Mirror smooth and glinting invitingly in the winter sun.
I doubt it stretched 30 yards in its SW/NE cut across the slope of Letham school’s asphalt, but I can see it yet, the morning distraction for a primary loon counting down the minutes to 11 o’clock play-piece.
That bell which would herald the headlong rush out the main door and down the icy slide a schoolful of kids hoped would bear up against the first warming rays of the day.
We didn’t have to worry about our fun being spoiled by a liberal dose of salt because Jannie Jim – a big man, firm but fair and with hands like shovels – left our slide alone, knowing he’d be close at hand during break-time to pick up anyone who took a tumble.
So it was rising mercury which was the only concern for the super-fast track in a different elf’n’safety era to that which would probably now see the entire playground barriered off for cotton-wool wrapped kids.
Perhaps that’s the way it should be, but there’s also a school of thought that you need to be able to take a knock or two on the travels along life’s path.
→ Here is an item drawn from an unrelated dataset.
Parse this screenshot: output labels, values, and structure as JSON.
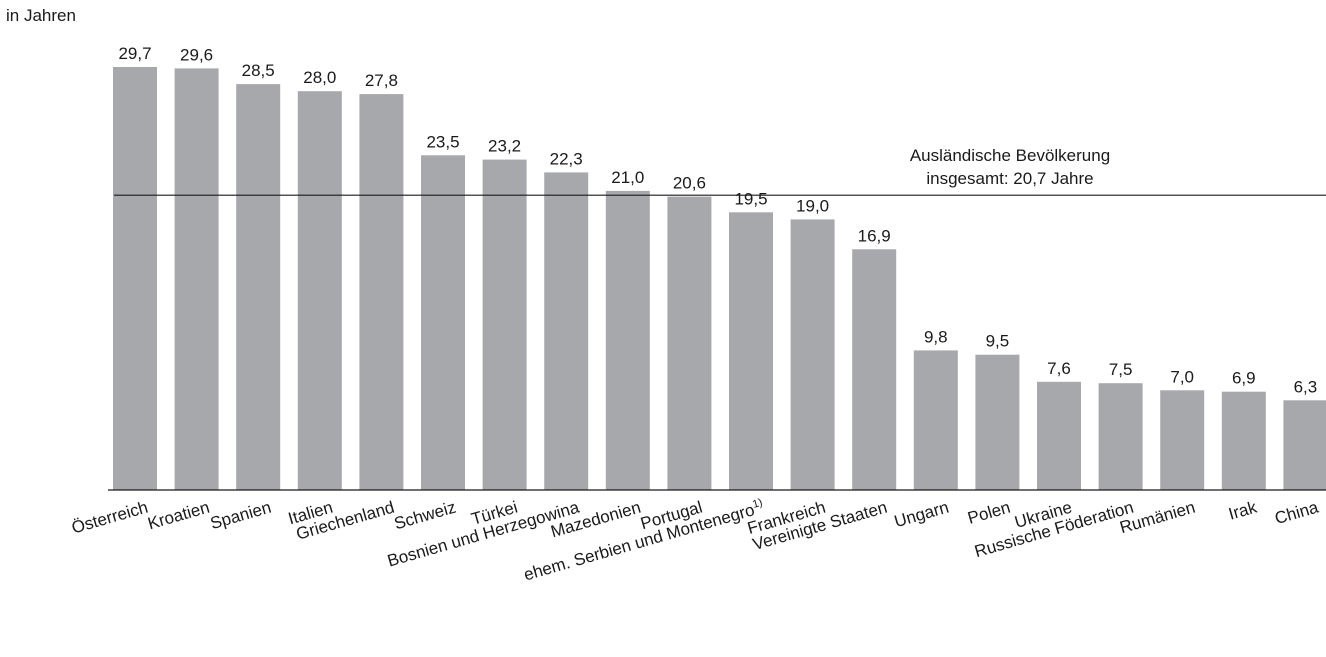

That journey might remain a little tricky for kids in communities such as the biggest village in Angus, as well as the likes of Friockheim, Edzell, Birkhill and Ferryden with the latest tinkering around the edges of the winter gritting policy for Angus towns and villages.
Stung by criticism over cost-cutting plans which would have shaved six-figures from the annual £2 million-plus bill to battle the elements, councillors went back into a huddle over how villages might be brought in from the cold after a previous decision which would have seen only town pavements covered by the authority’s mini-tractor fleet.
The upshot compromise is reduced cover for Forfar, Brechin, Monifieth and Montrose so the machines – and grit – can be spread a little wider into the smaller communities.
But perhaps surprisingly, in light of earlier concerns that village kids might be dicing with more danger than burgh counterparts on un-gritted pavements, no eyebrows were raised by the clear indication in the official report that villages probably won’t see a path snowplough until after the bell has gone for the start of the school day.
It seems the decision-makers and youngsters alike may still be venturing out on thin ice.